C'est ça que t'appelles subtil? On doit pas avoir la même définition., finis-tu par annoncer après avoir vidé le contenu de ton récipiant.

Tu n'arrêtes pas de le fixer et tu ne sais pas pourquoi tu ne peux pas juste détourner le regard et aller te réfugier dans l'arrière-boutique comme tu le faisais tous les soirs ; celui-là avec quelque chose d'intriguant, comme une aura mystèrieuse et tentatrice. Peut-être cela a-t-il un rapport avec le fait qu'il semble environ du même âge que toi, comparé aux autres? Peut-être, tu n'avais pas de quoi comparer.

Hélio. C'est Hélio, mon prénom. Et toi, c'est quoi ? Que j'évite de t'appeler gros lourd toute la soirée.
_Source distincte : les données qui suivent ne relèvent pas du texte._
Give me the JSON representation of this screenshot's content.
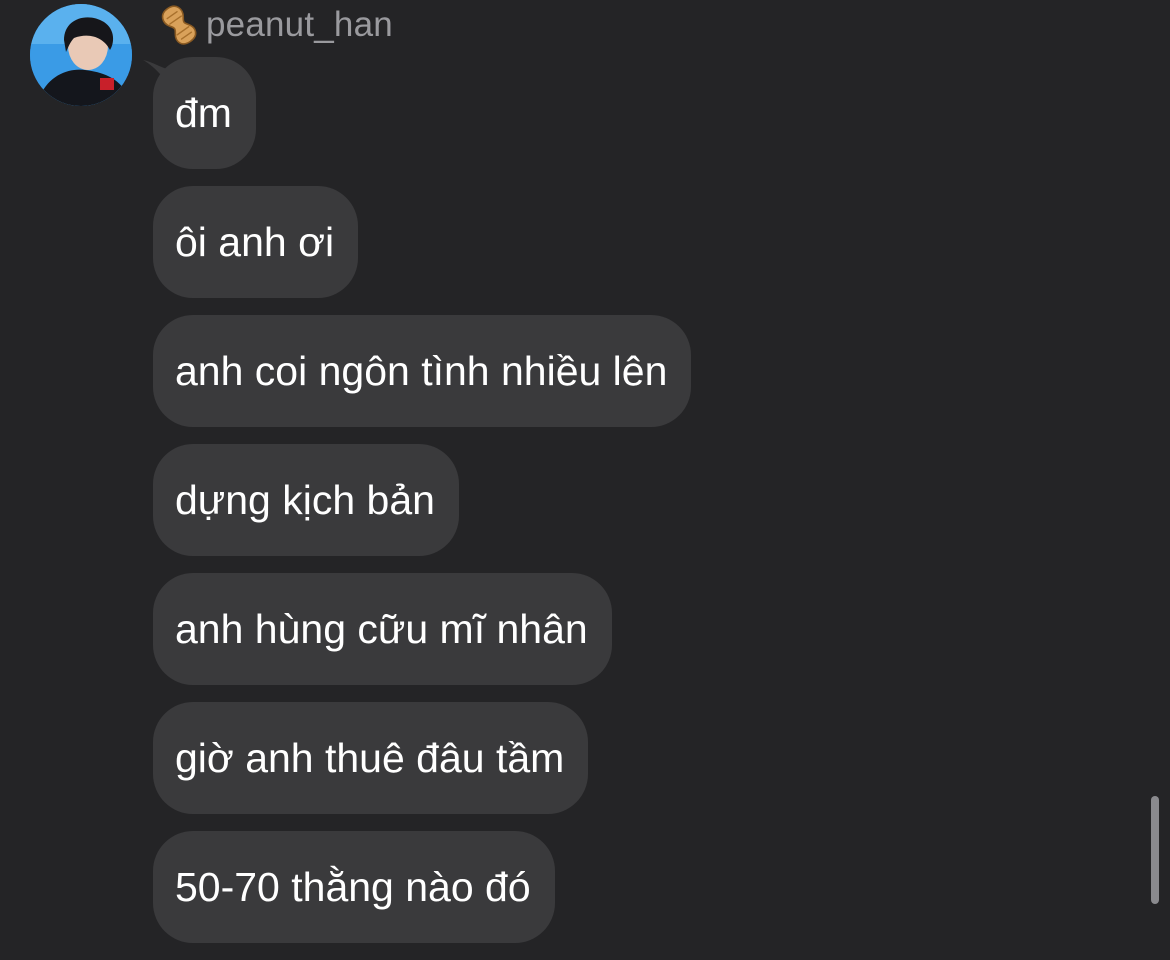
{
  "conversation": {
    "sender": {
      "name": "peanut_han",
      "badge_icon": "peanut-icon",
      "avatar_icon": "avatar"
    },
    "messages": [
      {
        "text": "đm"
      },
      {
        "text": "ôi anh ơi"
      },
      {
        "text": "anh coi ngôn tình nhiều lên"
      },
      {
        "text": "dựng kịch bản"
      },
      {
        "text": "anh hùng cữu mĩ nhân"
      },
      {
        "text": "giờ anh thuê đâu tầm"
      },
      {
        "text": "50-70 thằng nào đó"
      }
    ]
  },
  "colors": {
    "background": "#242426",
    "bubble": "#3a3a3c",
    "message_text": "#ffffff",
    "sender_name": "#9a9a9e",
    "scrollbar": "#8a8a8e"
  }
}
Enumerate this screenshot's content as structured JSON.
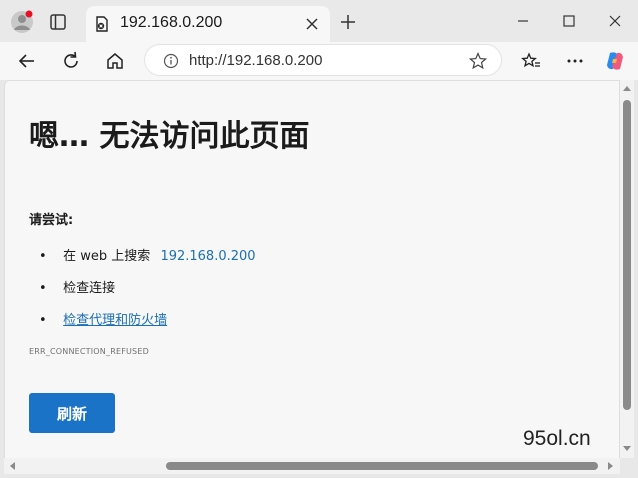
{
  "tab": {
    "title": "192.168.0.200"
  },
  "address": {
    "url": "http://192.168.0.200"
  },
  "icons": {
    "profile": "profile-avatar-icon",
    "tabs": "tab-actions-icon",
    "favicon": "document-error-icon",
    "close": "close-icon",
    "newtab": "plus-icon",
    "back": "back-arrow-icon",
    "reload": "reload-icon",
    "home": "home-icon",
    "info": "info-icon",
    "star": "star-icon",
    "favorites": "favorites-icon",
    "more": "more-icon",
    "copilot": "copilot-icon",
    "minimize": "minimize-icon",
    "maximize": "maximize-icon",
    "window_close": "window-close-icon"
  },
  "error": {
    "heading": "嗯… 无法访问此页面",
    "try_label": "请尝试:",
    "suggestions": [
      {
        "prefix": "在 web 上搜索",
        "link": "192.168.0.200"
      },
      {
        "text": "检查连接"
      },
      {
        "link": "检查代理和防火墙"
      }
    ],
    "code": "ERR_CONNECTION_REFUSED",
    "refresh_label": "刷新"
  },
  "watermark": "95ol.cn",
  "colors": {
    "accent": "#1a73c6",
    "link": "#1a6fb5",
    "notification_dot": "#e81123"
  }
}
T'es presque sûr que c'est pas comme ça qu'on doit répondre quand quelqu'un te drague, mais tu ne savais pas vraiment comment te comporter, t'avais jamais fait ça, au fond. T'as laissé échappé un petit rire, comme si t'étais fier de ton petit sarcasme, mais tu ne l'es pas - pas vraiment. Ton regard tombes sur les pièces qu'il avait posé plus tôt sur la table, et tu les pousses vers lui pour qu'il les range ; maintenant que vous vous étiez accordé pour que tu paies, il n'en avait plus besoin.
Tu ne sais même pas pourquoi tu lui as payé un verre.
T'es dans le flou.
Tu ne sais absolument pas ce que tu fais, c'est de l'instinct à ce niveau là.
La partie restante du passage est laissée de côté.